Going to school, having friends, eating normally, playing out and having fun, smiling, the list is endless. One memory sticks strongly in my mind – end of school proms. You crawled to the front door to wave your friends off in the limousine that was taking them to the proms, too ill and weak to join them. Such a sad day.


What was it like, when I was a teenager and I was bedbound and in hospital all the time?
So very, very sad, I just can't put into words how I felt. People used to say to me regularly how do you cope? You just have to. When I look back I don't know how I did. You just hope that the next day is going to be better than the last.


When I was very poorly as a teenager did you believe I would get ‘better’ or did you think I would always be disabled and bedbound?
I 100% thought you would get better.

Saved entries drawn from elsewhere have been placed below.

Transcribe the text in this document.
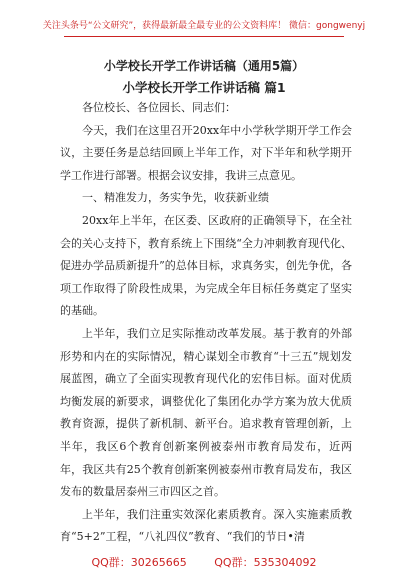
关注头条号“公文研究”，获得最新最全最专业的公文资料库！ 微信：gongwenyj
小学校长开学工作讲话稿（通用5篇）
小学校长开学工作讲话稿 篇1

各位校长、各位园长、同志们：

今天，我们在这里召开20xx年中小学秋学期开学工作会议，主要任务是总结回顾上半年工作，对下半年和秋学期开学工作进行部署。根据会议安排，我讲三点意见。

一、精准发力，务实争先，收获新业绩

20xx年上半年，在区委、区政府的正确领导下，在全社会的关心支持下，教育系统上下围绕“全力冲刺教育现代化、促进办学品质新提升”的总体目标，求真务实，创先争优，各项工作取得了阶段性成果，为完成全年目标任务奠定了坚实的基础。

上半年，我们立足实际推动改革发展。基于教育的外部形势和内在的实际情况，精心谋划全市教育“十三五”规划发展蓝图，确立了全面实现教育现代化的宏伟目标。面对优质均衡发展的新要求，调整优化了集团化办学方案为放大优质教育资源，提供了新机制、新平台。追求教育管理创新，上半年，我区6个教育创新案例被泰州市教育局发布，近两年，我区共有25个教育创新案例被泰州市教育局发布，我区发布的数量居泰州三市四区之首。

上半年，我们注重实效深化素质教育。深入实施素质教育“5+2”工程，“八礼四仪”教育、“我们的节日•清

QQ群：30265665	QQ群：535304092
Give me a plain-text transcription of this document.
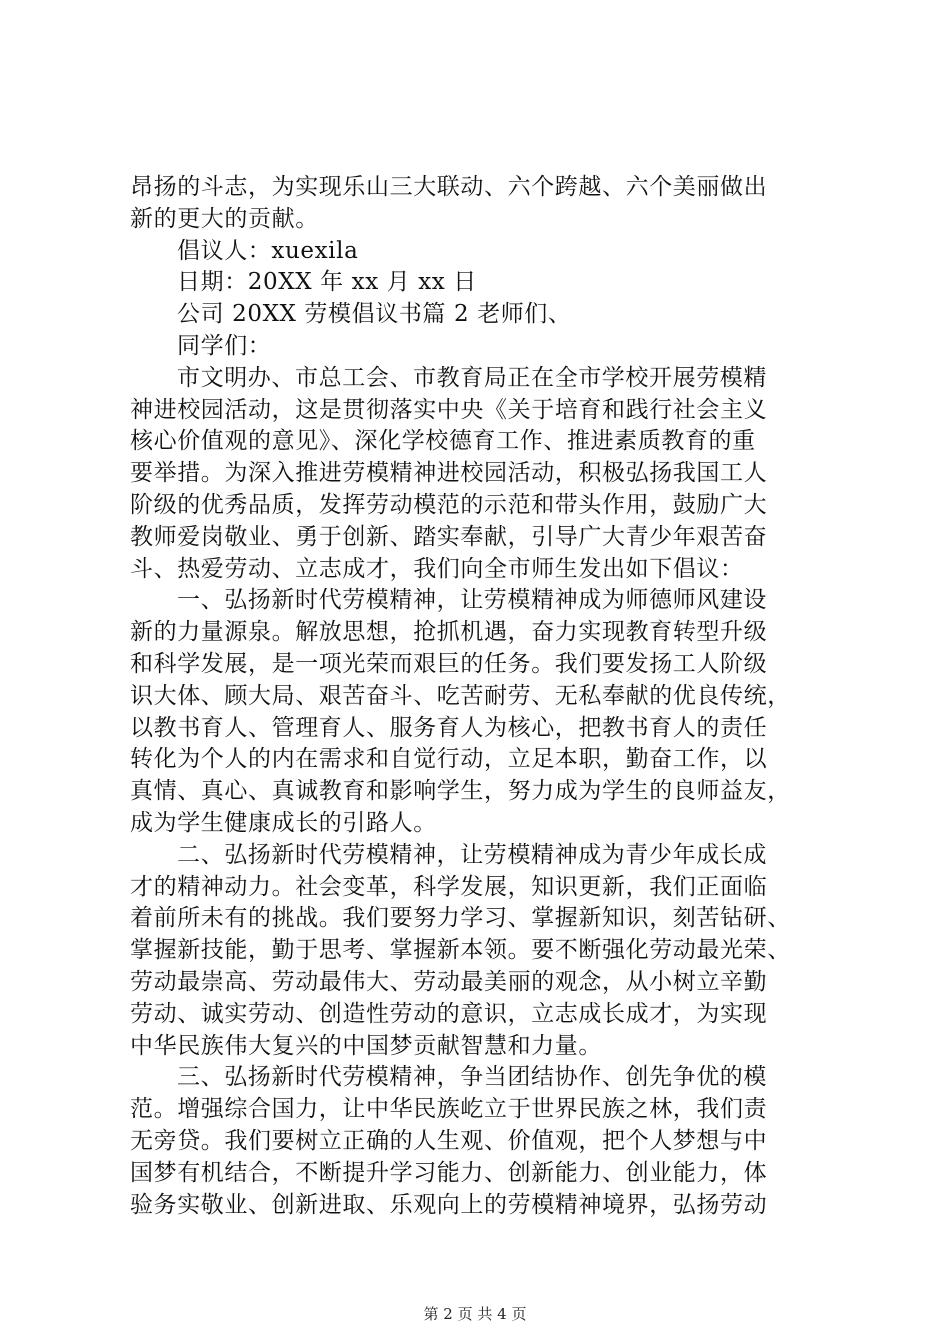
昂扬的斗志，为实现乐山三大联动、六个跨越、六个美丽做出
新的更大的贡献。
倡议人：xuexila
日期：20XX 年 xx 月 xx 日
公司 20XX 劳模倡议书篇 2 老师们、
同学们：
市文明办、市总工会、市教育局正在全市学校开展劳模精
神进校园活动，这是贯彻落实中央《关于培育和践行社会主义
核心价值观的意见》、深化学校德育工作、推进素质教育的重
要举措。为深入推进劳模精神进校园活动，积极弘扬我国工人
阶级的优秀品质，发挥劳动模范的示范和带头作用，鼓励广大
教师爱岗敬业、勇于创新、踏实奉献，引导广大青少年艰苦奋
斗、热爱劳动、立志成才，我们向全市师生发出如下倡议：
一、弘扬新时代劳模精神，让劳模精神成为师德师风建设
新的力量源泉。解放思想，抢抓机遇，奋力实现教育转型升级
和科学发展，是一项光荣而艰巨的任务。我们要发扬工人阶级
识大体、顾大局、艰苦奋斗、吃苦耐劳、无私奉献的优良传统，
以教书育人、管理育人、服务育人为核心，把教书育人的责任
转化为个人的内在需求和自觉行动，立足本职，勤奋工作，以
真情、真心、真诚教育和影响学生，努力成为学生的良师益友，
成为学生健康成长的引路人。
二、弘扬新时代劳模精神，让劳模精神成为青少年成长成
才的精神动力。社会变革，科学发展，知识更新，我们正面临
着前所未有的挑战。我们要努力学习、掌握新知识，刻苦钻研、
掌握新技能，勤于思考、掌握新本领。要不断强化劳动最光荣、
劳动最崇高、劳动最伟大、劳动最美丽的观念，从小树立辛勤
劳动、诚实劳动、创造性劳动的意识，立志成长成才，为实现
中华民族伟大复兴的中国梦贡献智慧和力量。
三、弘扬新时代劳模精神，争当团结协作、创先争优的模
范。增强综合国力，让中华民族屹立于世界民族之林，我们责
无旁贷。我们要树立正确的人生观、价值观，把个人梦想与中
国梦有机结合，不断提升学习能力、创新能力、创业能力，体
验务实敬业、创新进取、乐观向上的劳模精神境界，弘扬劳动
第 2 页 共 4 页
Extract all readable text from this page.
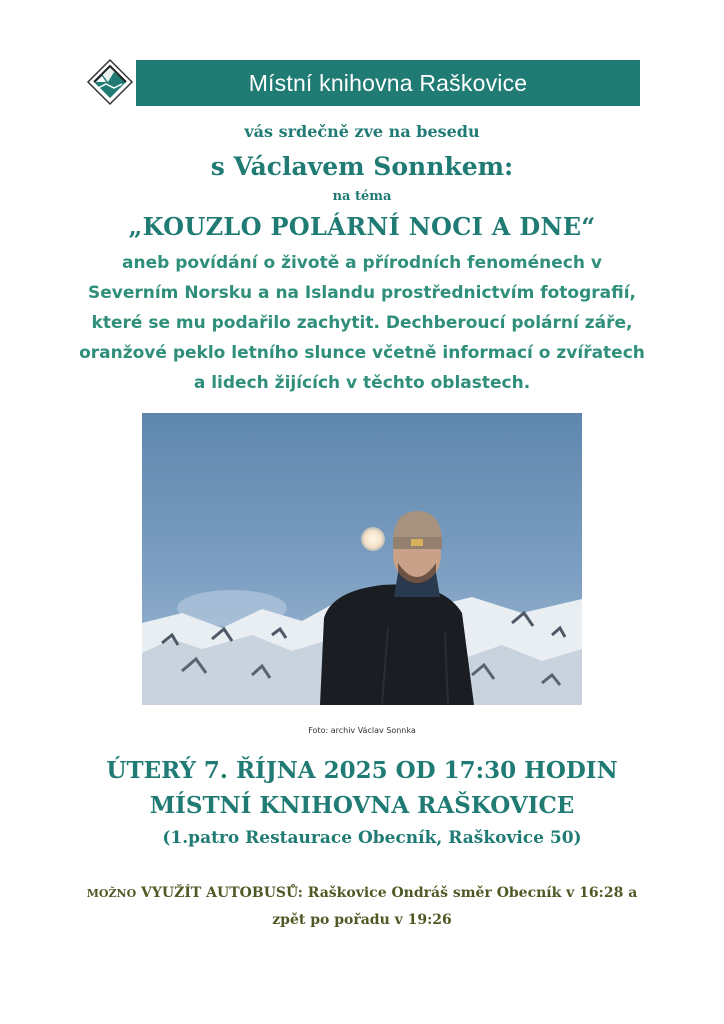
Místní knihovna Raškovice
vás srdečně zve na besedu
s Václavem Sonnkem:
na téma
„KOUZLO POLÁRNÍ NOCI A DNE“
aneb povídání o životě a přírodních fenoménech v Severním Norsku a na Islandu prostřednictvím fotografií, které se mu podařilo zachytit. Dechberoucí polární záře, oranžové peklo letního slunce včetně informací o zvířatech a lidech žijících v těchto oblastech.
Foto: archiv Václav Sonnka
ÚTERÝ 7. ŘÍJNA 2025 OD 17:30 HODIN
MÍSTNÍ KNIHOVNA RAŠKOVICE
(1.patro Restaurace Obecník, Raškovice 50)
MOŽNO VYUŽÍT AUTOBUSŮ: Raškovice Ondráš směr Obecník v 16:28 a zpět po pořadu v 19:26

You have to believe that.


Were you worried when I started college after I had been away from normality for so long?
Yes that was a huge worry. I watched the clock each day waiting till it was home time to find out if you had been ok that day. Some days I thought you had gone back too soon when you had a lapse. But I am pleased to say now that you proved me wrong and didn't give up.


Do you think you were more of a protective parent because I was ill?
That’s a massive yes, you have to be and that feeling doesn't go away. I still feel like that now even though you have left home and moved away. I know I do your head in with my texting and phone calls and looking at Facebook to find out how you are. My first thoughts when I wake up are ‘I wonder what sort of a night you have had’ and ‘are you going to wake up on a "good day” today’ and ‘are you getting enough nutrition throughout the day’. Had you been healthy things would have been different definitely.


How did you find it when I left for University?
Very difficult. I still do. It’s hard to let go when you have looked after your sick child for so long and they have been so dependent on you to look after them. Suddenly they have to look after themselves. It’s a constant worry. I have had to drive over a few times because you have been so poorly and once was in the middle of the night.


What are your hopes for me for the future?
Wow so many - the main one is that they find a cure and you make a complete recovery. To achieve your dreams, to complete your education and achieve the career you want and to be happy.


You’re quite a feisty Mum, some doctors have told me that you’re a bit scary. You’ve told a few of them off – any tips for other Mums or sick people who might be battling?
I have had to be. Just don’t give up. Push push, push all the way I can’t stress that enough. I know I've probably got a reputation. .. "it’s that woman again" but I don't care. From our experience sitting quiet and waiting for answers gets you nowhere. If you ring and they don’t call you back ring and ring again.